Chakrabarti, D., Sengupta, U., Dusa, S., 2025.
WASH infrastructure adaptations v. peri-urban aspirations: Complexities of planning, provisioning, and implementing within the lived realities of Global South cities
| Output Type: | Conference paper |
| Presented at: | 23rd Meeting of the AESOP Thematic Group Planning and Complexity (The Dynamics of Panarchy) |
| Venue: | Chalmers University of Technology, Gothenburg, Sweden |
| Publisher: | Chalmers |
| Dates: | 28/11/2025 |
| URL: | www.chalmers.se/api/media/?url=https://cms.www.chalmers.se/Media/xvvgxsiy/chalmers-aesop-the-dynamics-of-panarchy-2025-book-of-abstracts.pdf? |
| Pagination: | pp. 34-35 |
This paper critically examines the persistent challenges of WASH infrastructure provisioning in the peri-urban areas of Kolkata, India, through the lens of planning in the cities of the global South (Watson, 2009) and complexity theories (Sengupta, Rauws & de Roo, 2016). Despite the dynamic, self-organising nature of these rapidly expanding city peripheries and the inherent aspirations of their inhabitants for improved living conditions (Roy, 2009), conventional urban planning often remains a hierarchical and linear process. This research illustrates a striking imbalance between top-down planning intentions (interventions?) and the realities of implementation beyond the established urban governance peripheries, leading to significant infrastructural gaps and socio-spatial marginalisation. We contend that to eUectively address the uneven geographic development and deep-rooted inequalities in peri-urban areas of the global South (Roy, 2003; McFarlane, Silver & Truelove, 2017), planning must move beyond its traditional technocratic agenda to genuinely engage with the panarchic dynamics of multi-level interactions (Gunderson & Holling, 2002).
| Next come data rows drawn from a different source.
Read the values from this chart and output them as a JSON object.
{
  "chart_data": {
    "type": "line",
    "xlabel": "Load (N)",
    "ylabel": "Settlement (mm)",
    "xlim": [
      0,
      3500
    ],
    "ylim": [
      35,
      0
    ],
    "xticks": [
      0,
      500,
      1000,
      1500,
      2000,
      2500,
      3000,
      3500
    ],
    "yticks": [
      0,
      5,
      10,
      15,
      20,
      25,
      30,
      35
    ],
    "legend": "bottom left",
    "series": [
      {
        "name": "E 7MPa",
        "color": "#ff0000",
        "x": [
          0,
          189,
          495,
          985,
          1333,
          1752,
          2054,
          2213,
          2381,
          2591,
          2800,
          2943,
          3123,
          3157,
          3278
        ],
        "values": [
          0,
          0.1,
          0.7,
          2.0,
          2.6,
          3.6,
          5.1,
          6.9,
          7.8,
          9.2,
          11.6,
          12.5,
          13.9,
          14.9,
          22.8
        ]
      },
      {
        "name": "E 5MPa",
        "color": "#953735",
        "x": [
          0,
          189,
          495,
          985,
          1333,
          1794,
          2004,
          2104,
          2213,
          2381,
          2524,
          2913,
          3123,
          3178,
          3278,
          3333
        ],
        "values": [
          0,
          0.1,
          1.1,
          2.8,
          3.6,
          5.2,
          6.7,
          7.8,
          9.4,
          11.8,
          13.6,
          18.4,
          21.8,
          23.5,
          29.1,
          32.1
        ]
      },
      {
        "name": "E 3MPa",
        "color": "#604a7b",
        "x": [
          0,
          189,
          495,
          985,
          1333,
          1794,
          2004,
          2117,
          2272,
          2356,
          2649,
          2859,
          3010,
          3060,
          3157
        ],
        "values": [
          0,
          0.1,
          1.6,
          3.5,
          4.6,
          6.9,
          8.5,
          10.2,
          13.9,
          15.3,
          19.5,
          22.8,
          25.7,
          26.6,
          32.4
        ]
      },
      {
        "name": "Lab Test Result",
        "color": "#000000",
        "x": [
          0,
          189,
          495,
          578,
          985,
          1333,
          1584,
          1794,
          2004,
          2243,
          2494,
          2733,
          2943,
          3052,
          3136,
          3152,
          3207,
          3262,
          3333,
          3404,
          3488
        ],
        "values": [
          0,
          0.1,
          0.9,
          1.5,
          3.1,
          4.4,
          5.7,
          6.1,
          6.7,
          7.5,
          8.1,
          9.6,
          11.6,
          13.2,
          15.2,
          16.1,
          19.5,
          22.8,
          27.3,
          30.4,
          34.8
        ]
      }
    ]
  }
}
This paper particularly aligns with the call's emphasis on planning by critically engaging with how planning practices and implementation mechanisms have remained inequitable historically and continue to marginalise impoverished peri-urban communities, in the case of Indian megacities (UN-Habitat, 2016; Roy, 2011). Theoretically, we attempt to develop a framework that reconceptualises peri-urban governance in the context of Indian cities as complex adaptive systems where grassroots infrastructural adaptations and the aspirations of marginalised communities are seen not as deviations, but as emergent phenomena that hold the potential to evolve current development processes towards more equitable transformations (de Roo, 2018). This necessitates developing planning approaches that are iterative, adaptive, and capable of recognising and amplifying the non-linear, self-organising capacities (Sengupta, 2017) already present at the local scale, ensuring that future transformations are genuinely grounded in the lived experiences within these dynamic zones of growth.